Zhè jiàn dà yìdiǎn, dànshì nà jiàn yǒudiǎn jǐn.
This one is a bit bigger, but that one is a bit tight.
Negative tone on 有点
有点 always implies the speaker is mildly dissatisfied. 有点累 suggests I am tired and wish I were not. 有点贵 suggests the price exceeds what I wanted to pay. You cannot say 有点漂亮 to mean "a little bit pretty" as a compliment; the sentence would imply the person or object is pretty in a way the speaker finds uncomfortable. For neutral or positive "a little", use other structures like 还不错 (not bad) or 挺X的 (pretty X).

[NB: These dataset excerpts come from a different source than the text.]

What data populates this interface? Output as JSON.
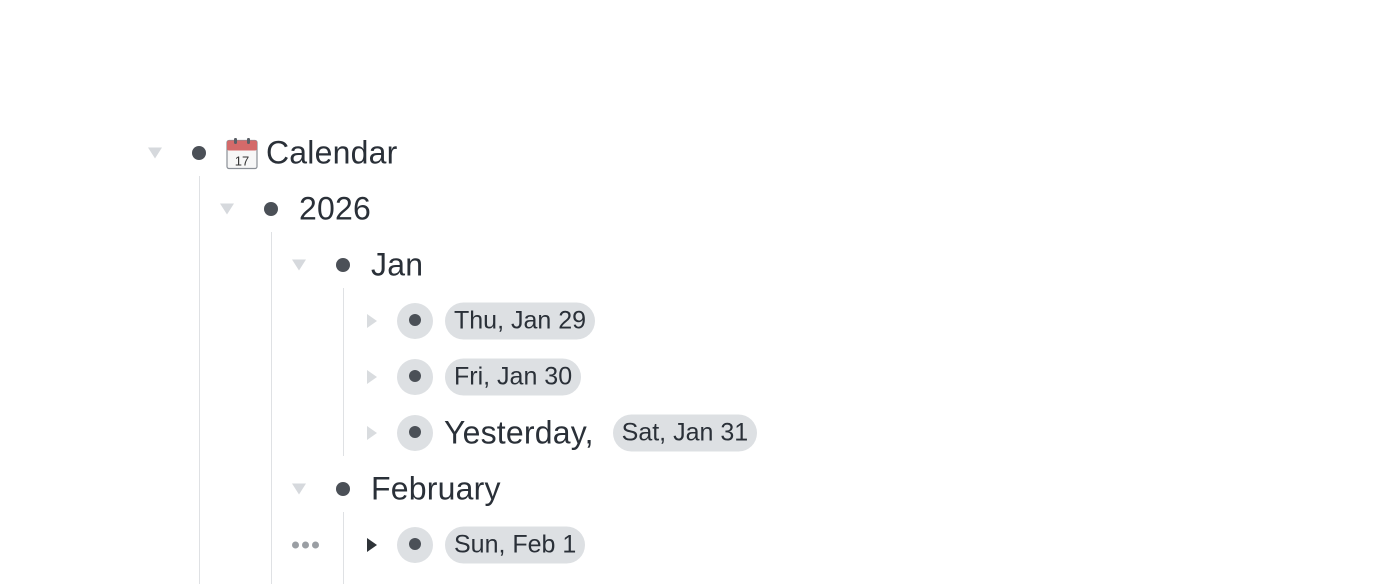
{
  "calendar": {
    "label": "Calendar",
    "icon": "calendar-icon",
    "icon_date": "17"
  },
  "year": {
    "label": "2026"
  },
  "months": [
    {
      "label": "Jan",
      "days": [
        {
          "prefix": "",
          "chip": "Thu, Jan 29"
        },
        {
          "prefix": "",
          "chip": "Fri, Jan 30"
        },
        {
          "prefix": "Yesterday,",
          "chip": "Sat, Jan 31"
        }
      ]
    },
    {
      "label": "February",
      "days": [
        {
          "prefix": "",
          "chip": "Sun, Feb 1"
        }
      ]
    }
  ],
  "colors": {
    "guide": "#dfe1e4",
    "chip_bg": "#dde0e3",
    "bullet": "#4b5057",
    "text": "#2a3038"
  }
}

一点 is comparative or suggestive
一点 frames the adjective as a comparison or a request. 便宜一点 (a bit cheaper) implies "cheaper than something, or cheaper than now". This makes it the standard bargaining phrase: 便宜一点吧 (make it a little cheaper, please). You can add 再 for "even more": 再便宜一点 (even a little cheaper). With 比 comparisons, 一点 is the default quantifier: 他比我高一点 (he is a little taller than me).
能不能再便宜一点?
Néng bu néng zài piányi yìdiǎn?
Can you make it a little cheaper?
The 有一点点 emphasis trick
To emphasize how slight the complaint is, native speakers double the 点 or add degree words: 有一点点累 (just a tiny bit tired), 稍微有点贵 (slightly a bit expensive). To soften 一点 in requests, add 吧: 便宜一点吧 is softer than bare 便宜一点. The 吧 converts a command into a suggestion.